The pottery of the Late Qualla phase reflects the stability and conservatism that mark the beginning of this phase. No drastic changes demarcate the Late Qualla ceramics from pottery of the Middle Qualla phase.
Pottery from the Townson site, which dates to the second half of the Late Qualla phase, is similar to earlier Qualla pottery, but decorations are bolder in form and more crudely executed.
The Cherokee probably built both circular and rectangular houses. Throughout the Southeast, circular houses were used mainly as winter dwellings and rectangular houses were summer dwellings. After about 1776 rectangular houses became the dominant form.
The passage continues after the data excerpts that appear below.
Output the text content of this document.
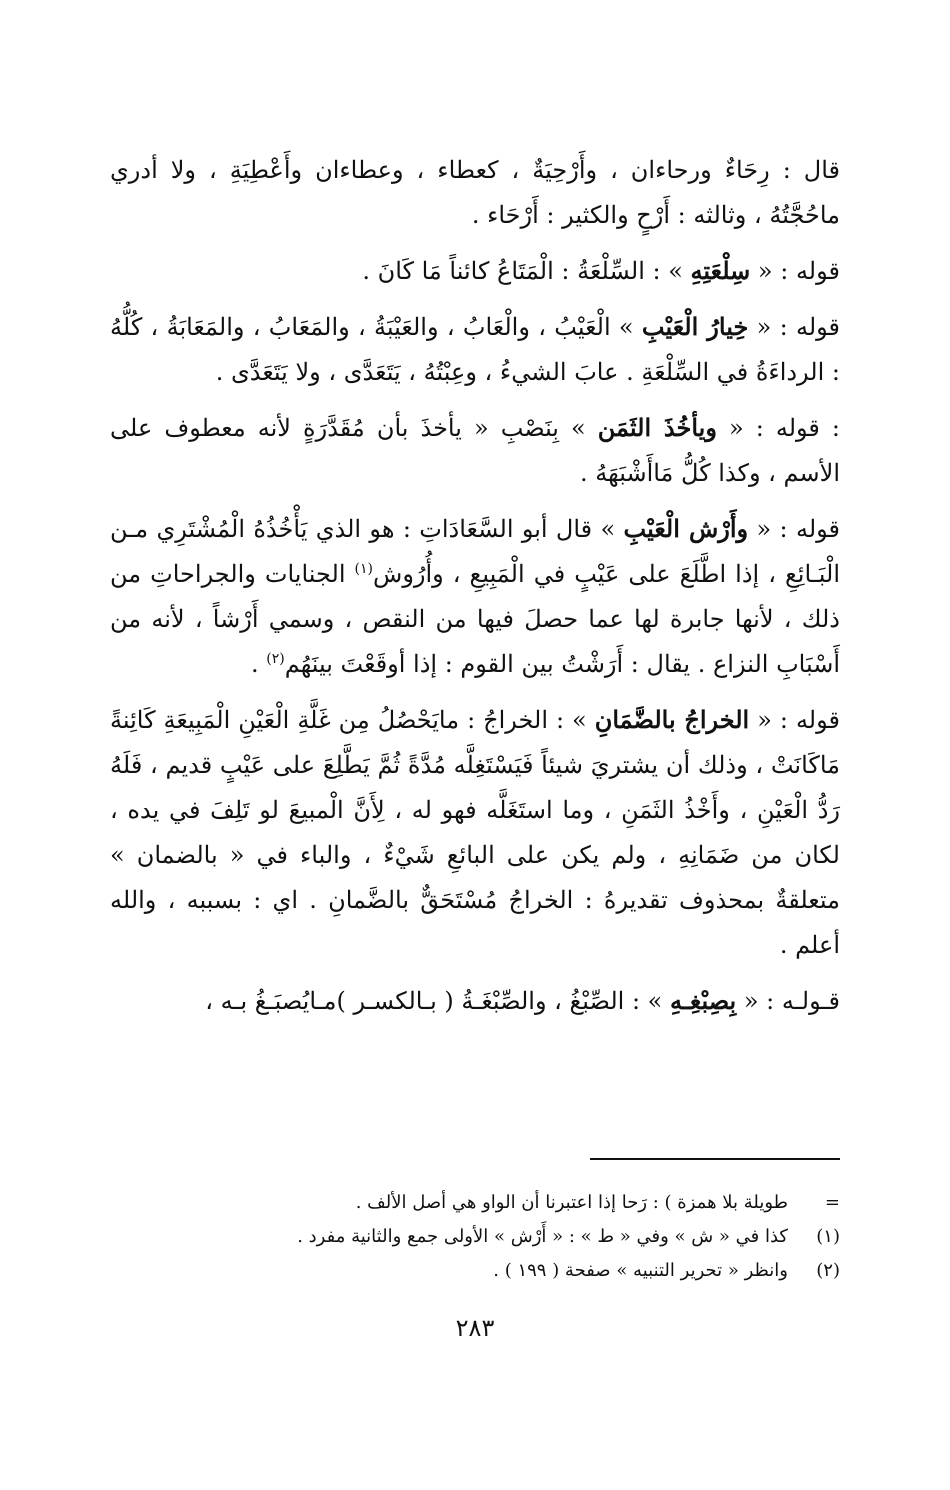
قال : رِحَاءٌ ورحاءان ، وأَرْحِيَةٌ ، كعطاء ، وعطاءان وأَعْطِيَةِ ، ولا أدري ماحُجَّتُهُ ، وثالثه : أَرْحٍ والكثير : أَرْحَاء .

قوله : « سِلْعَتِهِ » : السِّلْعَةُ : الْمَتَاعُ كائناً مَا كَانَ .

قوله : « خِيارُ الْعَيْبِ » الْعَيْبُ ، والْعَابُ ، والعَيْبَةُ ، والمَعَابُ ، والمَعَابَةُ ، كُلُّهُ : الرداءَةُ في السِّلْعَةِ . عابَ الشيءُ ، وعِبْتُهُ ، يَتَعَدَّى ، ولا يَتَعَدَّى .

: قوله : « ويأخُذَ الثَمَن » بِنَصْبِ « يأخذَ بأن مُقَدَّرَةٍ لأنه معطوف على الأسم ، وكذا كُلُّ مَاأَشْبَهَهُ .

قوله : « وأَرْش الْعَيْبِ » قال أبو السَّعَادَاتِ : هو الذي يَأْخُذُهُ الْمُشْتَرِي مـن الْبَـائِعِ ، إذا اطَّلَعَ على عَيْبٍ في الْمَبِيعِ ، وأُرُوش$^{(١)}$ الجنايات والجراحاتِ من ذلك ، لأنها جابرة لها عما حصلَ فيها من النقص ، وسمي أَرْشاً ، لأنه من أَسْبَابِ النزاع . يقال : أَرَشْتُ بين القوم : إذا أوقَعْتَ بينَهُم$^{(٢)}$ .

قوله : « الخراجُ بالضَّمَانِ » : الخراجُ : مايَحْصُلُ مِن غَلَّةِ الْعَيْنِ الْمَبِيعَةِ كَائِنةً مَاكَانَتْ ، وذلك أن يشتريَ شيئاً فَيَسْتَغِلَّه مُدَّةً ثُمَّ يَطَّلِعَ على عَيْبٍ قديم ، فَلَهُ رَدُّ الْعَيْنِ ، وأَخْذُ الثَمَنِ ، وما استَغَلَّه فهو له ، لِأَنَّ الْمبيعَ لو تَلِفَ في يده ، لكان من ضَمَانِهِ ، ولم يكن على البائعِ شَيْءٌ ، والباء في « بالضمان » متعلقةٌ بمحذوف تقديرهُ : الخراجُ مُسْتَحَقٌّ بالضَّمانِ . اي : بسببه ، والله أعلم .

قـولـه : « بِصِبْغِـهِ » : الصِّبْغُ ، والصِّبْغَـةُ ( بـالكسـر )مـايُصبَـغُ بـه ،

=
طويلة بلا همزة ) : رَحا إذا اعتبرنا أن الواو هي أصل الألف .
(١)
كذا في « ش » وفي « ط » : « أَرْش » الأولى جمع والثانية مفرد .
(٢)
وانظر « تحرير التنبيه » صفحة ( ١٩٩ ) .
٢٨٣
House form at Townson also differed greatly from earlier rectangular Qualla houses. Instead of individual posts set in the ground, the walls of the house at Townson were formed by split rails laid one atop another and anchored to four corner posts. Cracks were chinked with clay. The house probably looked much like a contemporary Euro-American log cabin. However, inside the house was the traditional central puddled-clay hearth found in earlier Cherokee houses. A very similar Cherokee house was described in a letter relating the experiences of a soldier who participated in the 1776 attacks on Cherokee towns.
As house types changed during the Late Qualla phase, so did village configurations. Townson site consists of houses scattered along a terrace, whereas Middle Qualla villages were compact and usually stockaded. This process of population dispersion intensified as acculturation and pressures to change increased . By the time the Cherokee were forcefully removed in 1838 most families lived in isolated farmsteads and small hamlets.
Some Cherokee habitations had large numbers of artifacts, including non-native commercially manufactured items, while others contained mostly native-made items. These differences probably reflect varying degrees of acculturation and participation in the colonial market economy. Subsistence practices also changed. The Cherokees readily adopted Old World animals, and most families kept horses, cows, pigs, and chickens.
Although the population became more dispersed, town houses continued to be used and rebuilt at the same locations long after the main villages had been abandoned. The religious and ceremonial realms of Cherokee culture retained their traditional form and practice.
North Carolina today is the home of the largest Native American population east of the Mississippi River. The robust cultural diversity seen in the archaeological record of the last 12,000 years survives today in the tribal traditions of North Carolina’s native peoples.